企業のBCP(事業継続計画)策定率は、2013年から2023年の10年間で、大企業は54%から76%、中堅企業は25%から46%へと着実に向上した9。気候変動に伴う自然災害の頻発化や激甚化が懸念されるなか、物理的リスクや移行リスクへの対応も、リスクマネジメントにおいて重要性が高まっている。とりわけ大企業を中心に、気候変動リスクに加えて生物多様性リスクへの対応も進展を見せており、企業のリスクマネジメントは量的な向上に加えて、質的にも高度化しつつある。
  一方で、単独災害への備えだけでは対応が難しい複合災害については、なお検討の余地が大きい。特に、国や自治体による想定は、公助・共助の範囲にとどまることが多いため、自助による対応が求められる企業にとっては、より主体的かつ実践的な備えが必要となる。

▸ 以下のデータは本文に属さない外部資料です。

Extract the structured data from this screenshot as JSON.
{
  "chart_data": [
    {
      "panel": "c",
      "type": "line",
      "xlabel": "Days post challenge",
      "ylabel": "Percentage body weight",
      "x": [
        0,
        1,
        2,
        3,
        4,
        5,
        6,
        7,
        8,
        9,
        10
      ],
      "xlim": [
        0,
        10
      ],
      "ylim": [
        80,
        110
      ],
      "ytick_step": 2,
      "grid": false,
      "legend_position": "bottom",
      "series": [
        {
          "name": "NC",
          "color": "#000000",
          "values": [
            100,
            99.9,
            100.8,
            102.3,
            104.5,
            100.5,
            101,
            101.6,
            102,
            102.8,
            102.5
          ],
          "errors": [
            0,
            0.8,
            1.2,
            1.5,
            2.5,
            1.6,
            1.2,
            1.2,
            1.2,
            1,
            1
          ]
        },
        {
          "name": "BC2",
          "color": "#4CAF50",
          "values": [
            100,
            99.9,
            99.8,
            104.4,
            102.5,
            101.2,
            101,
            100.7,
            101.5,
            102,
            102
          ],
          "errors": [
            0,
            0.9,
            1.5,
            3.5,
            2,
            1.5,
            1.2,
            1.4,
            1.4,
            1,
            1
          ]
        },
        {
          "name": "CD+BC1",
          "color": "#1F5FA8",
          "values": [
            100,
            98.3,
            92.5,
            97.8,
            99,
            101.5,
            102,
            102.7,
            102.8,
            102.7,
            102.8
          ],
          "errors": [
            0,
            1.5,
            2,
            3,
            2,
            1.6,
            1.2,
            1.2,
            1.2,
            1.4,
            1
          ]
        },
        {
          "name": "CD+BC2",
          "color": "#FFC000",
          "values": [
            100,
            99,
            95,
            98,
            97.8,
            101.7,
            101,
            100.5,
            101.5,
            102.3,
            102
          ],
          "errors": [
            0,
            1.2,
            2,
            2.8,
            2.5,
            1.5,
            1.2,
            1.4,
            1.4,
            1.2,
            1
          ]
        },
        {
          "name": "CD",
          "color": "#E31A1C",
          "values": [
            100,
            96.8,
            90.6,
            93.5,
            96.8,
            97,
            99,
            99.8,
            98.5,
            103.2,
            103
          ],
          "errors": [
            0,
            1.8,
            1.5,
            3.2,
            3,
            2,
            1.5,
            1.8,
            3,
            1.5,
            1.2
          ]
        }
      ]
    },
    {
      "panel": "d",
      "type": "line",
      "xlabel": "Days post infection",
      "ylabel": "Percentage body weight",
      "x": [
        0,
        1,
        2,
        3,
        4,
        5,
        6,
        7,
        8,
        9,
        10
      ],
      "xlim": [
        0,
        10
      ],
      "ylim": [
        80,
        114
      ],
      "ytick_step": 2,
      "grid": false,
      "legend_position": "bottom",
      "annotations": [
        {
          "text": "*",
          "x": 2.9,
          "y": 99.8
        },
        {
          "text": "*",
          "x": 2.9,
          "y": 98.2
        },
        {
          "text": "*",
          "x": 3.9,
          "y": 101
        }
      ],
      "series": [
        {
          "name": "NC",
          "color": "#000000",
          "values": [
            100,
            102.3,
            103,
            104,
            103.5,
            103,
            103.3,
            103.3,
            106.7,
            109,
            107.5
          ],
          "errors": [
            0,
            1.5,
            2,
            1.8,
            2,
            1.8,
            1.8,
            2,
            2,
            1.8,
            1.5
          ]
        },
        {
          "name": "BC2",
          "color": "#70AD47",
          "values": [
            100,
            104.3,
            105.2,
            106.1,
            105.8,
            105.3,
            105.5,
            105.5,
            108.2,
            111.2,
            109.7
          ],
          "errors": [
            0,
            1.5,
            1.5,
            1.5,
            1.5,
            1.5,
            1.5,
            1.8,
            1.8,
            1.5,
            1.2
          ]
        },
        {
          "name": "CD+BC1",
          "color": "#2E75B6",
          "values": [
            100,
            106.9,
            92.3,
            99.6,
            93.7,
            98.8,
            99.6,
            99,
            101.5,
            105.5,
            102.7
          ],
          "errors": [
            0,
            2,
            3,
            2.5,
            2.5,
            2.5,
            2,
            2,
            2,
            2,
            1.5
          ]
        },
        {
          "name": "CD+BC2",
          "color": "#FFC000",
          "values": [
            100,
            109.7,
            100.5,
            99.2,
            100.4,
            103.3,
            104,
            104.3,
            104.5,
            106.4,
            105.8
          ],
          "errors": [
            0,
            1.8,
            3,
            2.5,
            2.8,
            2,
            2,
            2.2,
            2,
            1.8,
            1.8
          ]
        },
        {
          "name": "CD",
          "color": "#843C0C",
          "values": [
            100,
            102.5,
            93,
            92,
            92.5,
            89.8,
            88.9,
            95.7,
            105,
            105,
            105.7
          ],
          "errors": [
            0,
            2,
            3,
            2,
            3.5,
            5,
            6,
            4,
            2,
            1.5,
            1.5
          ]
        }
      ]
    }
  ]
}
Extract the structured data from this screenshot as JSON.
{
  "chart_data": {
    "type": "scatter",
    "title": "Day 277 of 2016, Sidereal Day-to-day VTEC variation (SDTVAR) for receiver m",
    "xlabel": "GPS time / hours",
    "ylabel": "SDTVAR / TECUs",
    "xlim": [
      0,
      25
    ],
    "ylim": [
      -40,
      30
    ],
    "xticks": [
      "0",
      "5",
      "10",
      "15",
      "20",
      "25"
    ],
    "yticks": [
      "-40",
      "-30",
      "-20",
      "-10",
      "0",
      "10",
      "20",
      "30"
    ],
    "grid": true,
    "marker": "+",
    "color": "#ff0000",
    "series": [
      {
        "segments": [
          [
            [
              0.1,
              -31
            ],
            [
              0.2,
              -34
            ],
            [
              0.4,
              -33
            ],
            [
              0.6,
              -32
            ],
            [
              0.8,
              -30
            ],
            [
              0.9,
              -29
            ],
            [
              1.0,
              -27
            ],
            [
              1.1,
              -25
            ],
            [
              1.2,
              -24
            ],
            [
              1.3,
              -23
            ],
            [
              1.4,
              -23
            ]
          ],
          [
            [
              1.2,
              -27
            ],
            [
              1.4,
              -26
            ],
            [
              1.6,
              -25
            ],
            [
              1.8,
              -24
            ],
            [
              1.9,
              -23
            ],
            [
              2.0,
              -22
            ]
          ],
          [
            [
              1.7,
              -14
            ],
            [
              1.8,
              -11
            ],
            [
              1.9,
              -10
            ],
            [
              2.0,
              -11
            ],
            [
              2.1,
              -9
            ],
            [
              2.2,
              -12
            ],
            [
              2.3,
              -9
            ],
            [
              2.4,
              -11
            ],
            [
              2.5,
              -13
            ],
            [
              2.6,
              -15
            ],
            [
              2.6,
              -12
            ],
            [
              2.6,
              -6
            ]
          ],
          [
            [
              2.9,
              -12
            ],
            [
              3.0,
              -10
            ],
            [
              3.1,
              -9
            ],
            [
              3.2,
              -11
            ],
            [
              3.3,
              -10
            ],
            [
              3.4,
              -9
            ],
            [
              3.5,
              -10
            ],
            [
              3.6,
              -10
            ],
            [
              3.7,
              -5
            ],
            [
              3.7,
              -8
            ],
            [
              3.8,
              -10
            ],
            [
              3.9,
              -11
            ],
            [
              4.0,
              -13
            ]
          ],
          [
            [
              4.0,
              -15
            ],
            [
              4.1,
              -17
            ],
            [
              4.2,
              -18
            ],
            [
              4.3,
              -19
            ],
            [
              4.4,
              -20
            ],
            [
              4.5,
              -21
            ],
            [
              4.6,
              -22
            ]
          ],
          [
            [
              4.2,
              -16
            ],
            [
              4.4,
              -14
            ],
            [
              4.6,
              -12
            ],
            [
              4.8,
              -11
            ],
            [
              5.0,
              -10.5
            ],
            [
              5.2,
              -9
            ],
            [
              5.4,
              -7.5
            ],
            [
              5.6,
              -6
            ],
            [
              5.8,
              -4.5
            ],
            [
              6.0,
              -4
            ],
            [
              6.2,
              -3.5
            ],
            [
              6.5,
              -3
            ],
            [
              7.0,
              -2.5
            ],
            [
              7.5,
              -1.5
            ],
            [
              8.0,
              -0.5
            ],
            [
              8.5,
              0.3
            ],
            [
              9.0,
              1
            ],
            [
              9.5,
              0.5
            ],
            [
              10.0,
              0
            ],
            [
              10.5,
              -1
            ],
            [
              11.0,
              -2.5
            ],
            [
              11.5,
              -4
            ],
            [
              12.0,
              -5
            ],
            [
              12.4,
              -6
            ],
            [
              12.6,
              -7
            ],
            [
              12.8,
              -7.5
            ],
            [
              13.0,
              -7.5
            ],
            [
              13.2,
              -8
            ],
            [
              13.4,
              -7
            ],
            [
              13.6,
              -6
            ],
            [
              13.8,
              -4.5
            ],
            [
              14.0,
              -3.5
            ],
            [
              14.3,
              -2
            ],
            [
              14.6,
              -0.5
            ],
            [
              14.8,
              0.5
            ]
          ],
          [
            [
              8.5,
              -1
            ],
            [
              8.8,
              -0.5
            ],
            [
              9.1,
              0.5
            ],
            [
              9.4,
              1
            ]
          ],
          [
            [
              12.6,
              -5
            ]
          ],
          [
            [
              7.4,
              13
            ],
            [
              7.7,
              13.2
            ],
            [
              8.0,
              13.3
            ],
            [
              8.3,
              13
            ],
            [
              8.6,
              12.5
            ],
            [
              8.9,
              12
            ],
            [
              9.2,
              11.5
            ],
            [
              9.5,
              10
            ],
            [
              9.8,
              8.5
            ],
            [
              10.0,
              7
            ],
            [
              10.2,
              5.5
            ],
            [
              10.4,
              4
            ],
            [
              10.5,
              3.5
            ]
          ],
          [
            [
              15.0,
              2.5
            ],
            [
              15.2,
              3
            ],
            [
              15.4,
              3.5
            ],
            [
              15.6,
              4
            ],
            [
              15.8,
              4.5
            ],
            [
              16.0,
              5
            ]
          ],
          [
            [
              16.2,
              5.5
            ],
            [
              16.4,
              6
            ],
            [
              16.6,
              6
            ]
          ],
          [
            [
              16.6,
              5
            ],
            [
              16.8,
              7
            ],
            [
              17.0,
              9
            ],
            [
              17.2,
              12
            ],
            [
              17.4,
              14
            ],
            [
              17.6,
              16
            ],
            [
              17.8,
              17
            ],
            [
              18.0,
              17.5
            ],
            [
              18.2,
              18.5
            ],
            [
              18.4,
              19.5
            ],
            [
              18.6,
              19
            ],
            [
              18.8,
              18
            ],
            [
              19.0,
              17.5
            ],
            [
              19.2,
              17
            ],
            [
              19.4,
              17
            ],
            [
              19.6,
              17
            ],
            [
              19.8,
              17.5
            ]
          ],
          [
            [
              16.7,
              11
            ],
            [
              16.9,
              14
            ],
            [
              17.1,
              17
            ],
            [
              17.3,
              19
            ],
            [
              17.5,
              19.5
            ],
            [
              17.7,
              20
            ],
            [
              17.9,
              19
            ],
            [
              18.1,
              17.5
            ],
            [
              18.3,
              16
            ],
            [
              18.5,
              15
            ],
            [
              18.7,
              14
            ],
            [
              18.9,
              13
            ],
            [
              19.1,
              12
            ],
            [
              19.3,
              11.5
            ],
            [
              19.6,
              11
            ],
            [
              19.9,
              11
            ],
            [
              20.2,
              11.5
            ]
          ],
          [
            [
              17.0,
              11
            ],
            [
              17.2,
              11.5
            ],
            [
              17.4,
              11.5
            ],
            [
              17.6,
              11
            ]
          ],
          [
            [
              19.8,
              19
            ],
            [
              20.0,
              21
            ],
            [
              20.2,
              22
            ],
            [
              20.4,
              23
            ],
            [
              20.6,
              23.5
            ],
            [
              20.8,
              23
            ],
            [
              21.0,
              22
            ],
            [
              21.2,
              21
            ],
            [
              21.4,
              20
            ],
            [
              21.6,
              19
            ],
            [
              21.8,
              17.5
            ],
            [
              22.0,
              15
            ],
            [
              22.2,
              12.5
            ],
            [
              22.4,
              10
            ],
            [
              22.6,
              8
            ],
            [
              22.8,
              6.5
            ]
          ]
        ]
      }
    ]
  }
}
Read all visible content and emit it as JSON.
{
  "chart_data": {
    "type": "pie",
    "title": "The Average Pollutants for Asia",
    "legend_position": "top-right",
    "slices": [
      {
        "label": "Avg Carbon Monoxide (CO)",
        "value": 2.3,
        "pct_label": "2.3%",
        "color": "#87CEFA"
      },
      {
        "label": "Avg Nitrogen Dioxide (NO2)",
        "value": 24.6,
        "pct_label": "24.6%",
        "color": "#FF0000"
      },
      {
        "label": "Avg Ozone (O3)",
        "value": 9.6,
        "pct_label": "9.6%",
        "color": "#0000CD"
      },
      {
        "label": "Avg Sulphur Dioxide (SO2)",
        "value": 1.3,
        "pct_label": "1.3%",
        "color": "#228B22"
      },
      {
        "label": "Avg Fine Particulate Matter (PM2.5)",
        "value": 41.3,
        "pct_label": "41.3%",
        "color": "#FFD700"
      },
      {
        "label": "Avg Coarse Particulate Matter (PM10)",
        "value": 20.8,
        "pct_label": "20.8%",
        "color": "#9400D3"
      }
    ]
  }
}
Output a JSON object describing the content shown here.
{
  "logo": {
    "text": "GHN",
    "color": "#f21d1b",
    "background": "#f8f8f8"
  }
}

  たとえば、2011年にタイで発生した洪水では、現地の工場の操業停止が世界的なサプライチェーンの寸断に波及し、日本国内の生産活動にも複合的な経済的被害をもたらした10。この事例は、東日本大震災によってサプライチェーンの脆弱性が顕在化したことに続き、サプライチェーンリスクの重要性を再認識させる契機となったため、多くの企業で認識されている。
  こうした、サプライチェーンという共通要因とは別に、個々の企業の立地や設備、事業内容などに起因して、災害が連鎖するケースもある。2018年の西日本豪雨では、豪雨により河川が氾濫して工場が浸水し、溶解炉が爆発11。その結果、高温の飛散物が発生し、周辺住宅が火災に見舞われるという複合災害が発生した12。このような災害シナリオを、自治体が事前に想定することは難しく、企業自らが想像力をもってリスクを把握し、備える必要がある。
  複合災害リスクの存在が認識されていたとしても、自然災害だけでなく人為的な災害も含めて網羅的かつ具体的に想定し、複合的な影響を予測したうえで、必要な対策を講じているという企業は少ないのではないか。
  今後は、複合災害対策に関する国・自治体からの情報や知見も活用し、多様な災害リスクの複合影響という視点から、企業としてのリスク対応力を一層高めていくことが期待される。